With just six weeks left until Election Day, it’s getting to that time when the sheep can be separated from the goats.
There are some developments that have been long expected but have not yet materialized. One is the tightening of the Pennsylvania Senate race, where Republican Pat Toomey, often considered far too conservative for this blue state, has had a sizable and steady lead over Democrat Joe Sestak. Another is the traditional pre-election decline by once-competitive southern Democrats (this year’s exemplars are Texas’ Bill White and Georgia’s Roy Barnes).
Other recent developments were not expected, and may or may not be a sign of things to come. The most obvious of these is the recent and (to Democrats) alarming surge of statewide Republican candidates in Ohio. Another is the apparent and shocking leap of obscure Republican John Maese into the lead, in at least one poll, over Gov. Joe Manchin in West Virginia’s Senate special election. Other possibilities include very recent recoveries of solid leads by Democratic senators Patti Murray of Washington and Barbara Boxer of California.
It’s also getting to that point where underdogs will need to make a move if they are going to have a shot at being competitive. If Republican Linda McMahon of Connecticut is really going to challenge Richard Blumenthal, she might as well go ahead and spend the rest of her wrestling money now to find out if it’s possible. And soon it will be time to stop talking about the “potential” of Republicans to upset theoretically vulnerable House Democrats like Dan Boren of Oklahoma or John Barrow of Georgia. Surely upsets occur, but winning candidates usually have gained at least some momentum by October.

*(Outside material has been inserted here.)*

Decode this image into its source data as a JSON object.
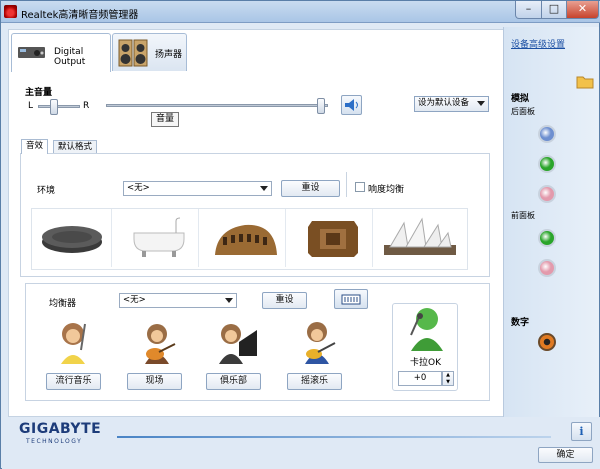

In other words, we’re now in the stage where political trends are now crystallizing into impending realities. In the polls, this is reflected in the ongoing “switchover” from surveys of registered voters to those of likely voters. The closer we get to November 2, the more it makes sense to pay special attention to polls that screen likely voters based on their subjective intention to participate rather than some arbitrary weighting of this or that group’s probable voting propensity; it’s more of a measurement and less of a prediction.
And as each day goes by, the Republican “wave” we have all been expecting may or may not appear, at least in the kind of intensity we are talking about. The mental “thumb on the scales” we have all come to apply to the standing of Republican candidates this year should lighten as the more objective assessments pick up either the wave or its shortcomings.
Looking at the overall landscape, Republicans appear to be in better than average position to take over the House, but it’s all about the pitched battles in 20 or 30 districts that are very, very close. (Overall, the Cook Political Report currently calls no less than 50 House races “toss-ups,” though 47 of those are currently Democratic-held).
In the Senate, the apparent loss of Delaware means that Republicans need to put West Virginia or Connecticut into play, but still must win all but one of the baker’s dozen of competitive races in the rest of the country in order to take control. As has been the case all along, Democrats are relatively strong in some of the states where gubernatorial results could be key to major redistricting opportunities—Florida, Georgia, Texas—and relatively weak in others—Pennsylvania, Ohio, Illinois.
The two parties are relatively in balance from a financial point of view, with the DNC and its party committees having an unusual advantage, while as usual, Republicans will benefit disproportionately from “independent expenditures” (especially from the Chamber of Commerce and Karl Rove’s American Crossroads).
But from here on in, it’s time to stop talking about what might be, and figure out what’s actually happening.